What is all that thrombin for?


Kenneth G. Mann, Department of Biochemistry, 89 Beaumont Avenue Given Building, Room C401, University of Vermont, College of Medicine, Burlington, Vermont 05405, USA.
Tel.: +1 802 656 0335; fax: +1 802 862 8229; e-mail: kmann@zoo.uvm.edu


Summary.  The hemostatic process initiated by the exposure of tissue factor to blood is a threshold limited reaction which occurs in two distinct phases. During an initiationphase, small amounts of factor (F)Xa, FIXa and thrombin are generated. The latter activates the procofactors FV and FVIII to the activated cofactors which together with their companion serine proteases form the intrinsic FX activator (FVIIIa-FIXa) and prothrombinase (FVa-FXa) which generate the bulk of FXa and thrombin during a propagation phase.
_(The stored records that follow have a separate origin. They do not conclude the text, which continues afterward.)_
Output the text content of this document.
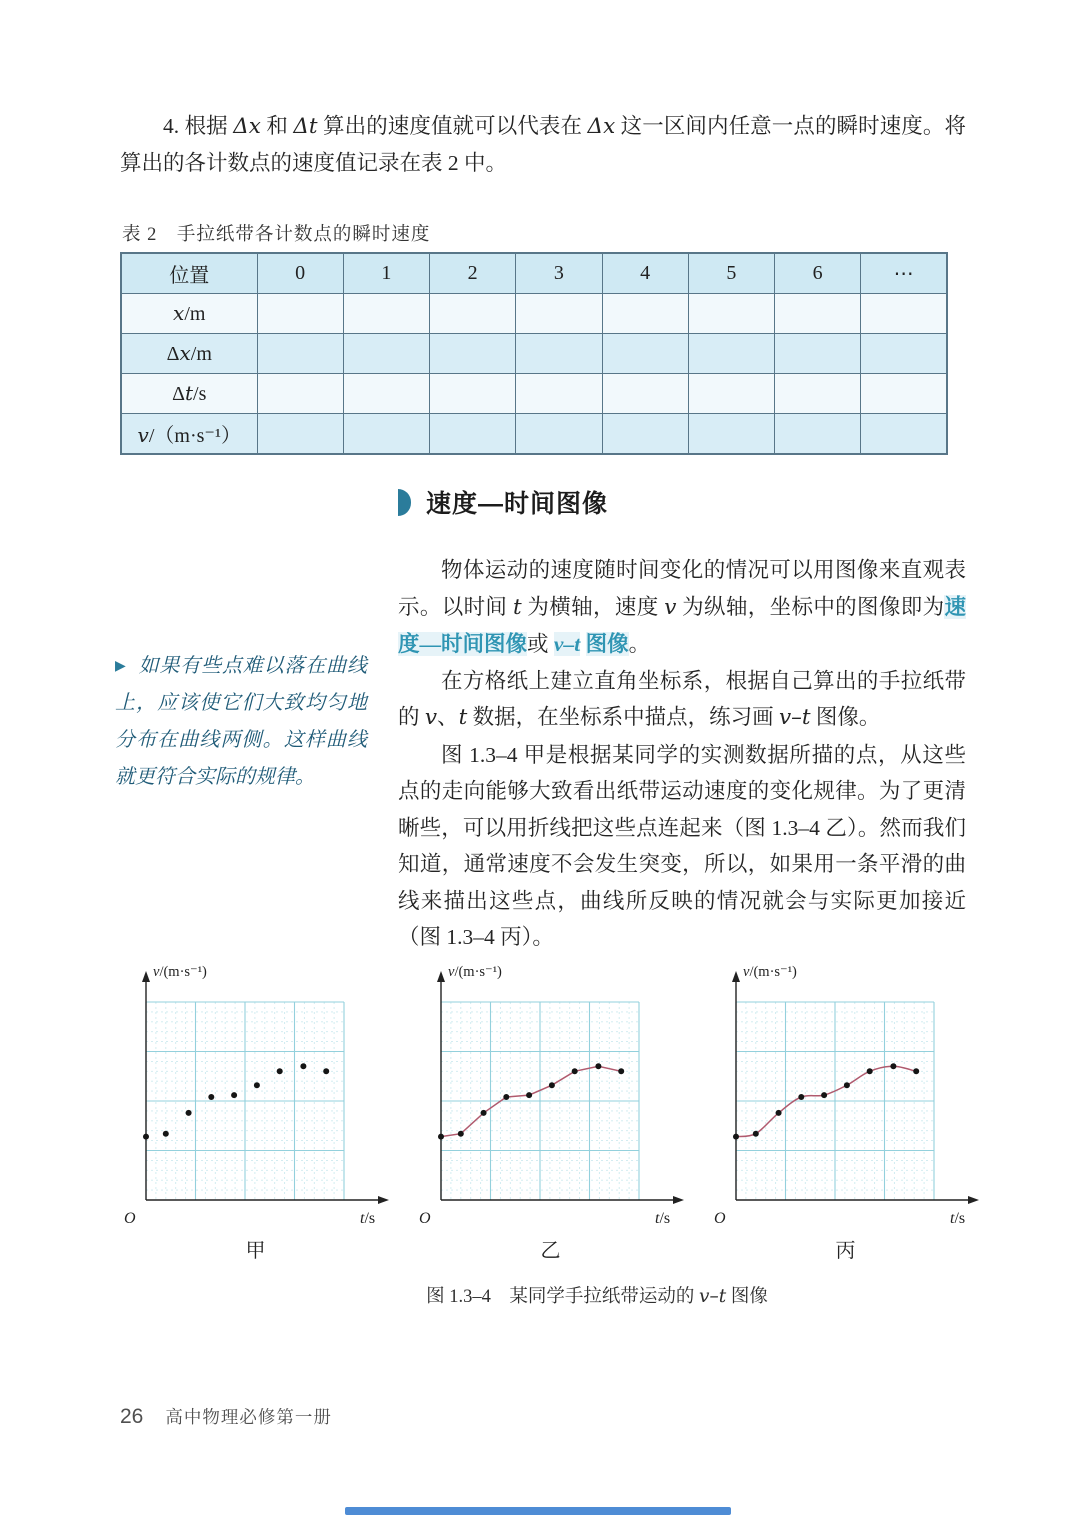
4. 根据 Δx 和 Δt 算出的速度值就可以代表在 Δx 这一区间内任意一点的瞬时速度。将算出的各计数点的速度值记录在表 2 中。

表 2　手拉纸带各计数点的瞬时速度
位置	0	1	2	3	4	5	6	⋯
x/m								
Δx/m								
Δt/s								
v/（m·s⁻¹）								
速度—时间图像

物体运动的速度随时间变化的情况可以用图像来直观表示。以时间 t 为横轴，速度 v 为纵轴，坐标中的图像即为速度—时间图像或 v–t 图像。

在方格纸上建立直角坐标系，根据自己算出的手拉纸带的 v、t 数据，在坐标系中描点，练习画 v–t 图像。

图 1.3–4 甲是根据某同学的实测数据所描的点，从这些点的走向能够大致看出纸带运动速度的变化规律。为了更清晰些，可以用折线把这些点连起来（图 1.3–4 乙）。然而我们知道，通常速度不会发生突变，所以，如果用一条平滑的曲线来描出这些点，曲线所反映的情况就会与实际更加接近（图 1.3–4 丙）。

▶ 如果有些点难以落在曲线上，应该使它们大致均匀地分布在曲线两侧。这样曲线就更符合实际的规律。
v/(m·s⁻¹)
t/s
O
甲
v/(m·s⁻¹)
t/s
O
乙
v/(m·s⁻¹)
t/s
O
丙
图 1.3–4　某同学手拉纸带运动的 v–t 图像
26 高中物理必修第一册
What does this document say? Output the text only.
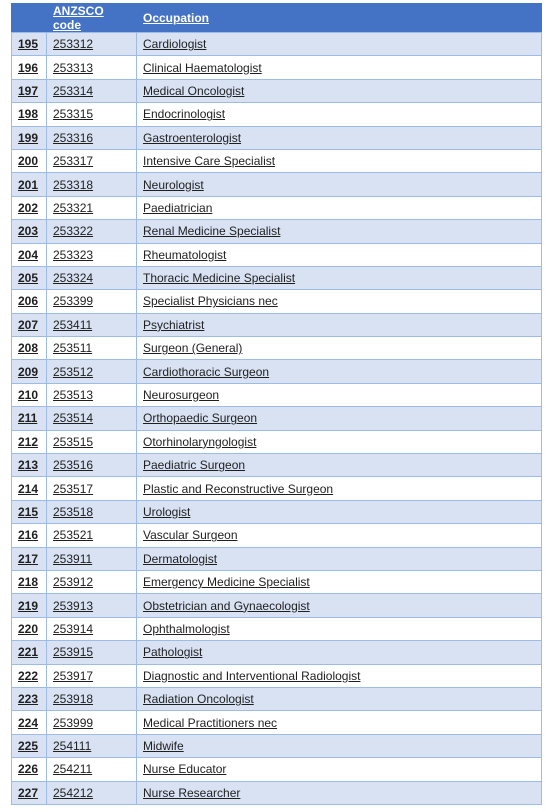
	ANZSCO code	Occupation
195	253312	Cardiologist
196	253313	Clinical Haematologist
197	253314	Medical Oncologist
198	253315	Endocrinologist
199	253316	Gastroenterologist
200	253317	Intensive Care Specialist
201	253318	Neurologist
202	253321	Paediatrician
203	253322	Renal Medicine Specialist
204	253323	Rheumatologist
205	253324	Thoracic Medicine Specialist
206	253399	Specialist Physicians nec
207	253411	Psychiatrist
208	253511	Surgeon (General)
209	253512	Cardiothoracic Surgeon
210	253513	Neurosurgeon
211	253514	Orthopaedic Surgeon
212	253515	Otorhinolaryngologist
213	253516	Paediatric Surgeon
214	253517	Plastic and Reconstructive Surgeon
215	253518	Urologist
216	253521	Vascular Surgeon
217	253911	Dermatologist
218	253912	Emergency Medicine Specialist
219	253913	Obstetrician and Gynaecologist
220	253914	Ophthalmologist
221	253915	Pathologist
222	253917	Diagnostic and Interventional Radiologist
223	253918	Radiation Oncologist
224	253999	Medical Practitioners nec
225	254111	Midwife
226	254211	Nurse Educator
227	254212	Nurse Researcher
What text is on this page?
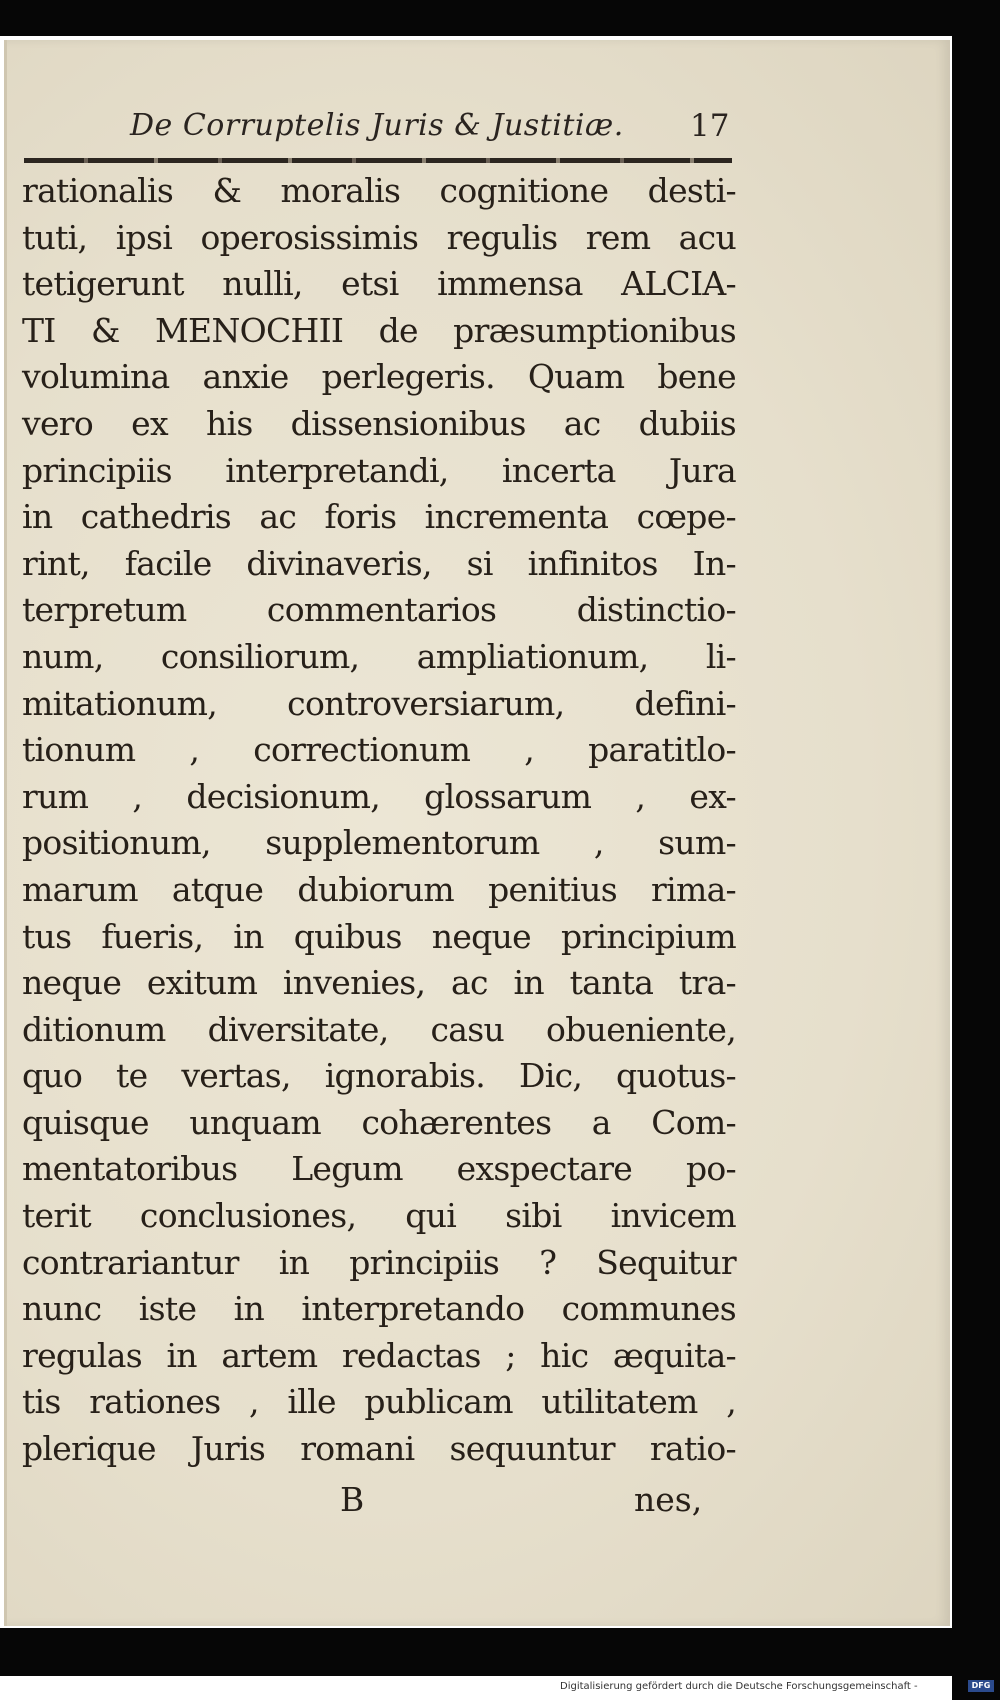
De Corruptelis Juris & Justitiæ. 17
rationalis & moralis cognitione desti-
tuti, ipsi operosissimis regulis rem acu
tetigerunt nulli, etsi immensa ALCIA-
TI & MENOCHII de præsumptionibus
volumina anxie perlegeris. Quam bene
vero ex his dissensionibus ac dubiis
principiis interpretandi, incerta Jura
in cathedris ac foris incrementa cœpe-
rint, facile divinaveris, si infinitos In-
terpretum commentarios distinctio-
num, consiliorum, ampliationum, li-
mitationum, controversiarum, defini-
tionum , correctionum , paratitlo-
rum , decisionum, glossarum , ex-
positionum, supplementorum , sum-
marum atque dubiorum penitius rima-
tus fueris, in quibus neque principium
neque exitum invenies, ac in tanta tra-
ditionum diversitate, casu obueniente,
quo te vertas, ignorabis. Dic, quotus-
quisque unquam cohærentes a Com-
mentatoribus Legum exspectare po-
terit conclusiones, qui sibi invicem
contrariantur in principiis ? Sequitur
nunc iste in interpretando communes
regulas in artem redactas ; hic æquita-
tis rationes , ille publicam utilitatem ,
plerique Juris romani sequuntur ratio-
B	nes,
Digitalisierung gefördert durch die Deutsche Forschungsgemeinschaft -	DFG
The clotting process (fibrin formation) occurs at the inception of the propagation phase when only 5-10 nM thrombin has been produced. Consequently, the vast majority (greater than 95%) of thrombin is produced after clotting during the propagation phase of thrombin generation. The blood of individuals with either hemophilia A or hemophilia B has no ability to generate the intrinsic FXase, and hence is unable to support the propagation phase of the reaction. Since clot based assays conclude before the propagation phase they are not sensitive to hemophilia A and B. The inception and magnitude of the propagation phase of thrombin generation is influenced by genetic polymorphisms associated with thrombotic and hemorrhagic disease, by the natural abundance of pro- and anticoagulants in healthy individuals and by pharmacologic interventions which influence thrombotic pathology. Therefore, it is our suspicion that the performance of the entire process of thrombin generation from initiation through propagation and termination phases of the reaction are relevant with respect to both hemorrhagic and thrombotic pathology.